Exécution des marchés publics et CCAG : attention à bien poser les règles du jeu !

Il est ADMYS qu’à défaut de faire expressément référence au CCAG applicable dans les documents contractuels, le juge procède à une déduction au regard des clauses du CCAP pour vérifier le respect de la procédure d’achèvement du marché par les parties.

 

Dans cette affaire, la commune de Still a confié à la société X le lot n°4 « charpentes métalliques » dans le cadre d’une opération de restructuration de la mairie. Dans un premier temps, le soumissionnaire a transmis au maître d’ouvrage un « décompte définitif » faisant apparaître un solde positif en sa faveur, décompte qui a été validé par le maître d’œuvre.
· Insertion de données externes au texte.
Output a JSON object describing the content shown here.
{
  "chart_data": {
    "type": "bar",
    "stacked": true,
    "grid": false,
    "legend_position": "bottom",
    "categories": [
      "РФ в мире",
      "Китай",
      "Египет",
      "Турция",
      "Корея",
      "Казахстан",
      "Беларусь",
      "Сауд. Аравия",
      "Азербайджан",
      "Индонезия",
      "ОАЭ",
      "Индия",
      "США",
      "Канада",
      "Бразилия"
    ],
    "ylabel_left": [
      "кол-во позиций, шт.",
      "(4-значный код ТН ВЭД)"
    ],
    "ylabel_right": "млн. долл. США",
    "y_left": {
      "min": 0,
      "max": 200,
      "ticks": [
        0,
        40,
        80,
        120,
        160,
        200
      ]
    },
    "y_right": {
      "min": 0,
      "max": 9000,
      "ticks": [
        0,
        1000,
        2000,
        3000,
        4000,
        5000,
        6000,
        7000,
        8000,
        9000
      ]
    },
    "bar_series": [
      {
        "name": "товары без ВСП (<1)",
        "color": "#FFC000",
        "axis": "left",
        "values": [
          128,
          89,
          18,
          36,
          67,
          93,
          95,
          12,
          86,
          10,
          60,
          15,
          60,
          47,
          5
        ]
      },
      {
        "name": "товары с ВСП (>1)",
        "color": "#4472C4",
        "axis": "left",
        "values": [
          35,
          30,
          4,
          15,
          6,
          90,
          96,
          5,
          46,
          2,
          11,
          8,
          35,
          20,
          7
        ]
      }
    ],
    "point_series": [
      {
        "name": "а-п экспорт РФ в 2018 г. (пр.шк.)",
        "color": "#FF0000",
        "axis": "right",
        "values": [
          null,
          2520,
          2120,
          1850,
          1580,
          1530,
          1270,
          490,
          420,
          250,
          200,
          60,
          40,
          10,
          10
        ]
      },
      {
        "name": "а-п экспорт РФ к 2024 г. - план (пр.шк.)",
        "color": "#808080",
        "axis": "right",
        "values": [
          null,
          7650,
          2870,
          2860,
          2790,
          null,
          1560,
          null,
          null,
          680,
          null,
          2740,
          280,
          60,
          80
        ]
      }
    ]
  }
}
Dans un second temps, la commune a émis un titre exécutoire à l’encontre de la société ayant pour objet le paiement de pénalités de retard.

 

C’est dans ce contexte que la société X a saisi le Tribunal administratif de Strasbourg d’une demande tendant à l’annulation du titre exécutoire susvisé, puis à la condamnation de la commune de Still au paiement du solde du « décompte définitif ». Les juges du fond ont rejeté cette demande (TA Strasbourg, 22 janvier 2021, req. n°1906858).

 

Dans son arrêt du 2 avril 2024, la Cour administrative d’appel de Nancy démontre l’importance de déterminer au préalable le CCAG applicable dans les documents particuliers du marché afin que les parties se soumettent aux procédures prévues dans les documents généraux.

 

Dans le marché litigieux, le CCAP ne faisait référence à aucun CCAG et indiquait seulement que les clauses étaient rédigées conformément au CCAG et que le cocontractant était censé avoir connaissance de ces documents généraux. Ces lacunes nécessitent pour les juges de procéder à un travail de déduction à travers les clauses afin de vérifier le respect de la procédure :

 

  • Quel CCAG de référence ? Les juges parviennent à identifier que le CCAG de référence était le CCAG Travaux de 2009, au regard des renvois et dérogations aux documents généraux dans une liste récapitulative.

 

  • Quelle version du CCAG ? Le CCAG du 8 septembre 2009 (version ante 2014) a été modifié par l’arrêté du 3 septembre 2014 (version post 2014), dont les dispositions s’appliquent à compter du 1eravril 2014. A défaut de stipulations précises sur ce point et la consultation ayant été lancée en 2016, les juges retiennent que la version post 2014 était applicable, et cela malgré le fait que le maître d’ouvrage soutenait que la commune intention des parties était de se cantonner à la version ante

 

Dans ces circonstances, la CAA de Nancy a considéré que la société X n’avait pas respecté la procédure d’établissement du décompte général et définitif (ci-après « DGD») prévue à l’article 13.4.4. En effet, en mettant en demeure la commune de Still d’établir le DGD postérieurement au jugement du TA, elle n’était pas recevable à solliciter le versement du solde à la charge du maître d’ouvrage, le silence gardé par l’administration pendant plus de dix jours n’ayant pas fait naître de décompte tacite.

 

En outre, s’agissant de l’imputation des pénalités, la commune n’était pas fondée à émettre un titre exécutoire avant l’établissement du DGD dès lors que l’article 20 du CCAG Travaux post 2014 impose que les opérations en lien avec l’exécution du marché soient arrêtées dans le DGD. Or, cette disposition n’avait pas été intégrée dans les dérogations au CCAG et les parties n’avaient pas entendu écarter ce principe. Ainsi, malgré les usages de la commune en la matière, cette dernière a méconnu les règles imposées par le CCAG. Partant, la CAA procède à l’annulation du titre exécutoire de la commune.

 

Compte-tenu des modifications successives intervenues entre les différentes versions des CCAG Travaux, la détermination en amont du CCAG applicable et des dérogations constitue une étape indispensable à la bonne exécution du marché et au respect des règles fixées par ces documents généraux.